Stage de
Dhalsim
Alors là je vais me sentir encore plus comme une merde humaine la prochaine fois que je battrai Dhalsim sous les yeux de sa femme…
Place du mémorial Jaunpur (Inde).
Dhalsim déposa ses lourds bagages, et s’assit devant le doyen du village.
Voilà 4 mois qu’il n’était pas retourné sur sa terre natale.
Afin de sauver les villageois de la famine et de la maladie, Dhalsim avait décidé de devenir un “street fighter”, activité qui ne pouvait qu’entrer en conflit avec les préceptes divin.
Voir de ses propres yeux la gratitude que tous lui témoignaient du fond du coeur, à commencer par le doyen, soulageait son âme meurtrie.
La petite bourgade était bien plus prospère désormais. Il semblait même que peu à peu, ses habitants reprenaient goût à l’existence. Demain justement se tiendrait la fête du village, qui avait lieu deux fois par an. Les femmes s’occupaient des préparatifs sur la place, devant le monument commémoratif. Le doyen y envoya Dhalsim, afin que son épouse put au plus vite le revoir sain et sauf.
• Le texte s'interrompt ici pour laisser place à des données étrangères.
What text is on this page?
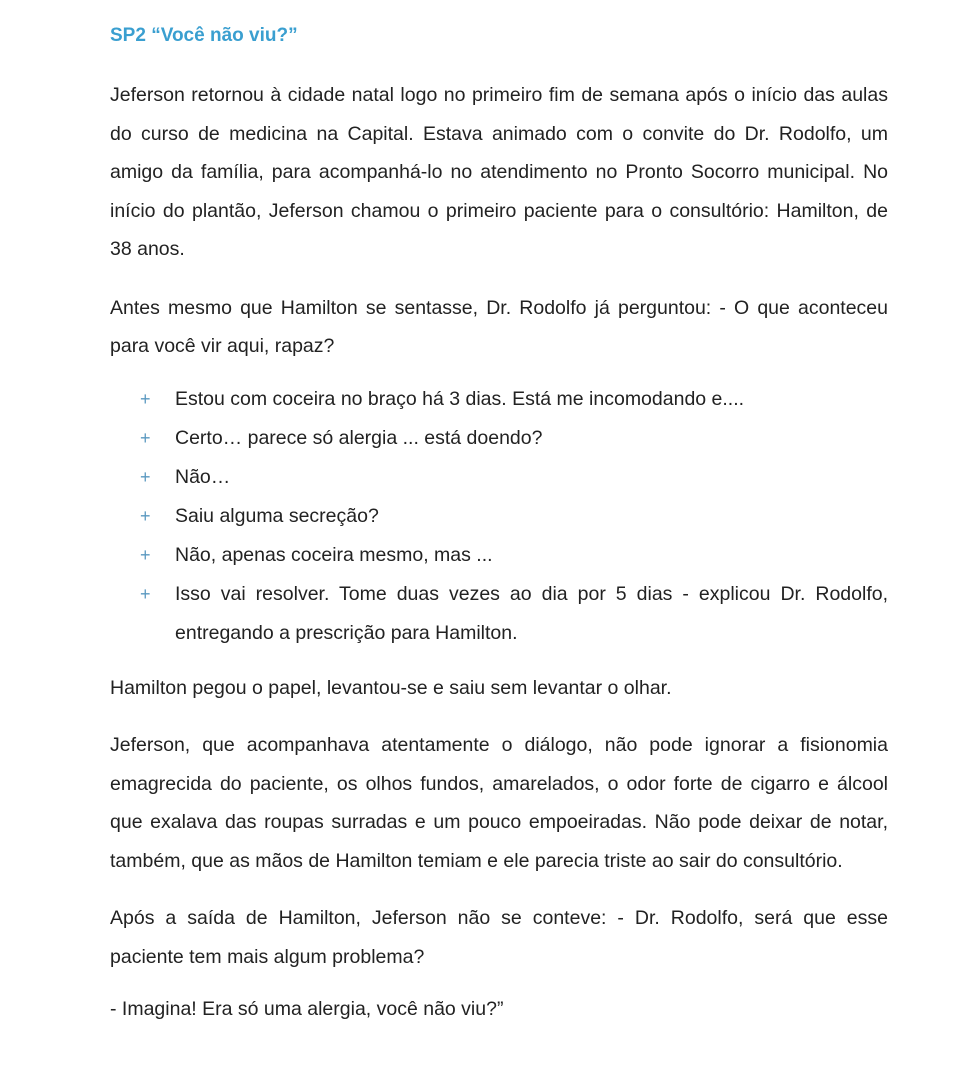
SP2 “Você não viu?”

Jeferson retornou à cidade natal logo no primeiro fim de semana após o início das aulas do curso de medicina na Capital. Estava animado com o convite do Dr. Rodolfo, um amigo da família, para acompanhá-lo no atendimento no Pronto Socorro municipal. No início do plantão, Jeferson chamou o primeiro paciente para o consultório: Hamilton, de 38 anos.

Antes mesmo que Hamilton se sentasse, Dr. Rodolfo já perguntou: - O que aconteceu para você vir aqui, rapaz?

+ Estou com coceira no braço há 3 dias. Está me incomodando e....
+ Certo… parece só alergia ... está doendo?
+ Não…
+ Saiu alguma secreção?
+ Não, apenas coceira mesmo, mas ...
+ Isso vai resolver. Tome duas vezes ao dia por 5 dias - explicou Dr. Rodolfo, entregando a prescrição para Hamilton.

Hamilton pegou o papel, levantou-se e saiu sem levantar o olhar.

Jeferson, que acompanhava atentamente o diálogo, não pode ignorar a fisionomia emagrecida do paciente, os olhos fundos, amarelados, o odor forte de cigarro e álcool que exalava das roupas surradas e um pouco empoeiradas. Não pode deixar de notar, também, que as mãos de Hamilton temiam e ele parecia triste ao sair do consultório.

Após a saída de Hamilton, Jeferson não se conteve: - Dr. Rodolfo, será que esse paciente tem mais algum problema?

- Imagina! Era só uma alergia, você não viu?”
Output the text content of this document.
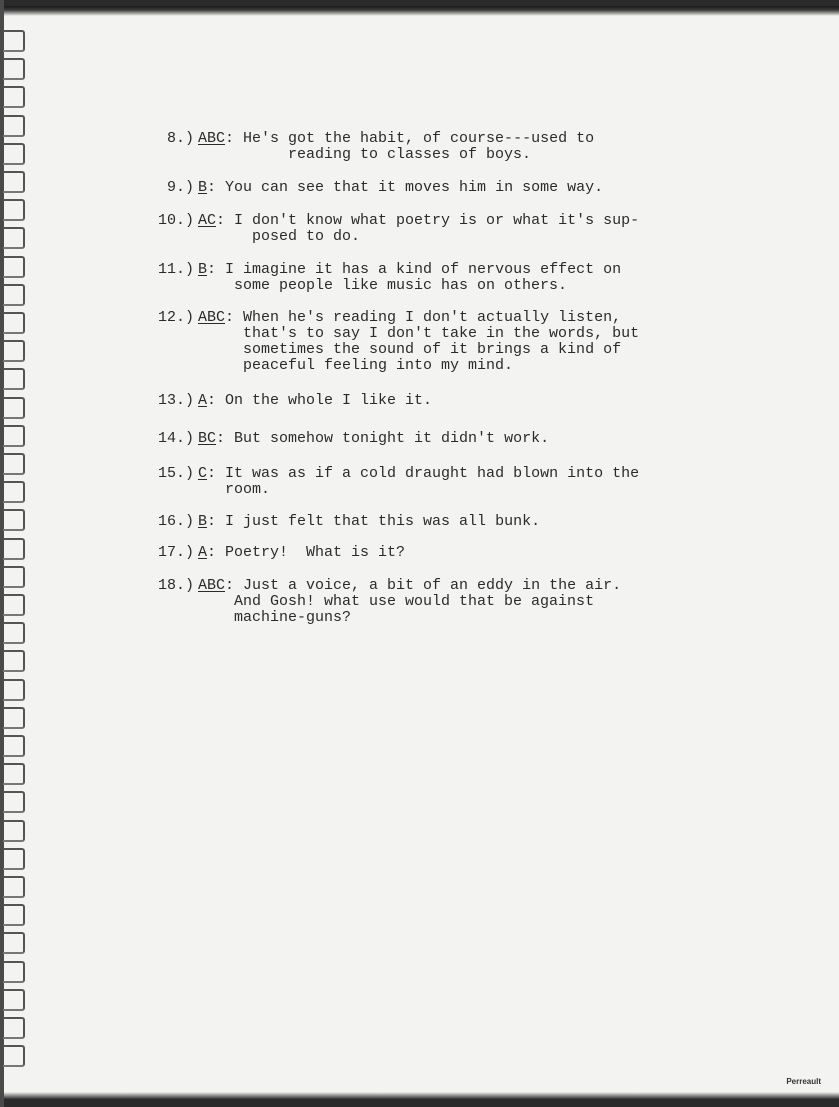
8.) ABC: He's got the habit, of course---used to
reading to classes of boys.
9.) B: You can see that it moves him in some way.
10.) AC: I don't know what poetry is or what it's sup-
posed to do.
11.) B: I imagine it has a kind of nervous effect on
some people like music has on others.
12.) ABC: When he's reading I don't actually listen,
that's to say I don't take in the words, but
sometimes the sound of it brings a kind of
peaceful feeling into my mind.
13.) A: On the whole I like it.
14.) BC: But somehow tonight it didn't work.
15.) C: It was as if a cold draught had blown into the
room.
16.) B: I just felt that this was all bunk.
17.) A: Poetry!  What is it?
18.) ABC: Just a voice, a bit of an eddy in the air.
And Gosh! what use would that be against
machine-guns?
Perreault
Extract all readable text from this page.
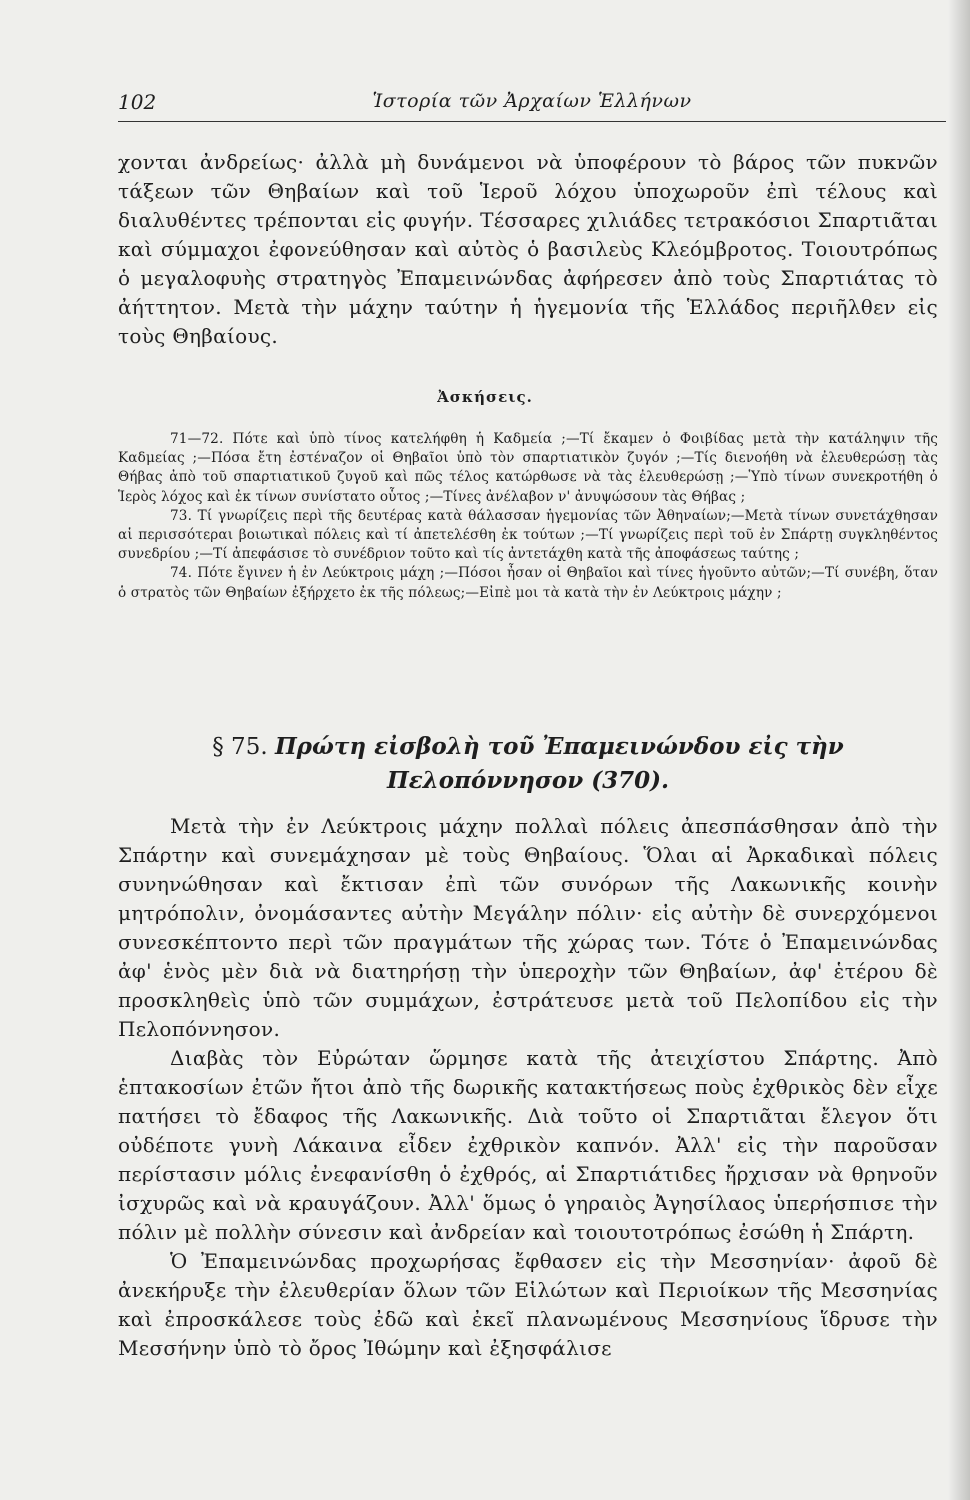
102	Ἱστορία τῶν Ἀρχαίων Ἑλλήνων

χονται ἀνδρείως· ἀλλὰ μὴ δυνάμενοι νὰ ὑποφέρουν τὸ βάρος τῶν πυκνῶν τάξεων τῶν Θηβαίων καὶ τοῦ Ἱεροῦ λόχου ὑποχωροῦν ἐπὶ τέλους καὶ διαλυθέντες τρέπονται εἰς φυγήν. Τέσσαρες χιλιάδες τετρακόσιοι Σπαρτιᾶται καὶ σύμμαχοι ἐφονεύθησαν καὶ αὐτὸς ὁ βασιλεὺς Κλεόμβροτος. Τοιουτρόπως ὁ μεγαλοφυὴς στρατηγὸς Ἐπαμεινώνδας ἀφήρεσεν ἀπὸ τοὺς Σπαρτιάτας τὸ ἀήττητον. Μετὰ τὴν μάχην ταύτην ἡ ἡγεμονία τῆς Ἑλλάδος περιῆλθεν εἰς τοὺς Θηβαίους.

Ἀσκήσεις.

71—72. Πότε καὶ ὑπὸ τίνος κατελήφθη ἡ Καδμεία ;—Τί ἔκαμεν ὁ Φοιβίδας μετὰ τὴν κατάληψιν τῆς Καδμείας ;—Πόσα ἔτη ἐστέναζον οἱ Θηβαῖοι ὑπὸ τὸν σπαρτιατικὸν ζυγόν ;—Τίς διενοήθη νὰ ἐλευθερώσῃ τὰς Θήβας ἀπὸ τοῦ σπαρτιατικοῦ ζυγοῦ καὶ πῶς τέλος κατώρθωσε νὰ τὰς ἐλευθερώσῃ ;—Ὑπὸ τίνων συνεκροτήθη ὁ Ἱερὸς λόχος καὶ ἐκ τίνων συνίστατο οὗτος ;—Τίνες ἀνέλαβον ν' ἀνυψώσουν τὰς Θήβας ;

73. Τί γνωρίζεις περὶ τῆς δευτέρας κατὰ θάλασσαν ἡγεμονίας τῶν Ἀθηναίων;—Μετὰ τίνων συνετάχθησαν αἱ περισσότεραι βοιωτικαὶ πόλεις καὶ τί ἀπετελέσθη ἐκ τούτων ;—Τί γνωρίζεις περὶ τοῦ ἐν Σπάρτῃ συγκληθέντος συνεδρίου ;—Τί ἀπεφάσισε τὸ συνέδριον τοῦτο καὶ τίς ἀντετάχθη κατὰ τῆς ἀποφάσεως ταύτης ;

74. Πότε ἔγινεν ἡ ἐν Λεύκτροις μάχη ;—Πόσοι ἦσαν οἱ Θηβαῖοι καὶ τίνες ἡγοῦντο αὐτῶν;—Τί συνέβη, ὅταν ὁ στρατὸς τῶν Θηβαίων ἐξήρχετο ἐκ τῆς πόλεως;—Εἰπὲ μοι τὰ κατὰ τὴν ἐν Λεύκτροις μάχην ;

§ 75. Πρώτη εἰσβολὴ τοῦ Ἐπαμεινώνδου εἰς τὴν
Πελοπόννησον (370).

Μετὰ τὴν ἐν Λεύκτροις μάχην πολλαὶ πόλεις ἀπεσπάσθησαν ἀπὸ τὴν Σπάρτην καὶ συνεμάχησαν μὲ τοὺς Θηβαίους. Ὅλαι αἱ Ἀρκαδικαὶ πόλεις συνηνώθησαν καὶ ἔκτισαν ἐπὶ τῶν συνόρων τῆς Λακωνικῆς κοινὴν μητρόπολιν, ὀνομάσαντες αὐτὴν Μεγάλην πόλιν· εἰς αὐτὴν δὲ συνερχόμενοι συνεσκέπτοντο περὶ τῶν πραγμάτων τῆς χώρας των. Τότε ὁ Ἐπαμεινώνδας ἀφ' ἑνὸς μὲν διὰ νὰ διατηρήσῃ τὴν ὑπεροχὴν τῶν Θηβαίων, ἀφ' ἑτέρου δὲ προσκληθεὶς ὑπὸ τῶν συμμάχων, ἐστράτευσε μετὰ τοῦ Πελοπίδου εἰς τὴν Πελοπόννησον.

Διαβὰς τὸν Εὐρώταν ὥρμησε κατὰ τῆς ἀτειχίστου Σπάρτης. Ἀπὸ ἑπτακοσίων ἐτῶν ἤτοι ἀπὸ τῆς δωρικῆς κατακτήσεως ποὺς ἐχθρικὸς δὲν εἶχε πατήσει τὸ ἔδαφος τῆς Λακωνικῆς. Διὰ τοῦτο οἱ Σπαρτιᾶται ἔλεγον ὅτι οὐδέποτε γυνὴ Λάκαινα εἶδεν ἐχθρικὸν καπνόν. Ἀλλ' εἰς τὴν παροῦσαν περίστασιν μόλις ἐνεφανίσθη ὁ ἐχθρός, αἱ Σπαρτιάτιδες ἤρχισαν νὰ θρηνοῦν ἰσχυρῶς καὶ νὰ κραυγάζουν. Ἀλλ' ὅμως ὁ γηραιὸς Ἀγησίλαος ὑπερήσπισε τὴν πόλιν μὲ πολλὴν σύνεσιν καὶ ἀνδρείαν καὶ τοιουτοτρόπως ἐσώθη ἡ Σπάρτη.

Ὁ Ἐπαμεινώνδας προχωρήσας ἔφθασεν εἰς τὴν Μεσσηνίαν· ἀφοῦ δὲ ἀνεκήρυξε τὴν ἐλευθερίαν ὅλων τῶν Εἱλώτων καὶ Περιοίκων τῆς Μεσσηνίας καὶ ἐπροσκάλεσε τοὺς ἐδῶ καὶ ἐκεῖ πλανωμένους Μεσσηνίους ἵδρυσε τὴν Μεσσήνην ὑπὸ τὸ ὄρος Ἰθώμην καὶ ἐξησφάλισε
Le mémorial Jaunpur. Une construction aussi somptueuse ne semblait guère à sa place dans un si petit village. On le disait consacré au grand héros mythologique Jaunpur, qui protégeait les hommes de calamités telles que la guerre ou les épidémies. Mais ce n’était qu’une tradition orale, transmise de génération en génération au sein du village.
Quoi qu’il en fut, le monument était resté auprès des villageois dans les moments de disette comme de prospérité.
Devant le mémorial, les villageoises décoraient la place de guirlandes de fanions et de tentures multicolores.
Parmi elles, Dhalsim aperçut Sally. Il l’appela aussitôt.
Celle-ci se réjouit de retrouver enfin son mari.
Elle laissa de côté son ouvrage, et tous deux admirèrent le monument. Une brise agréable traversait la place.
“Ô mon époux… C’est ici que nous nous sommes rencontrés pour la première fois.”
Il était rare qu’elle abordât un tel sujet.
Dhalsim, qui devinait son inquiétude, décida de lui confier ses véritables desseins.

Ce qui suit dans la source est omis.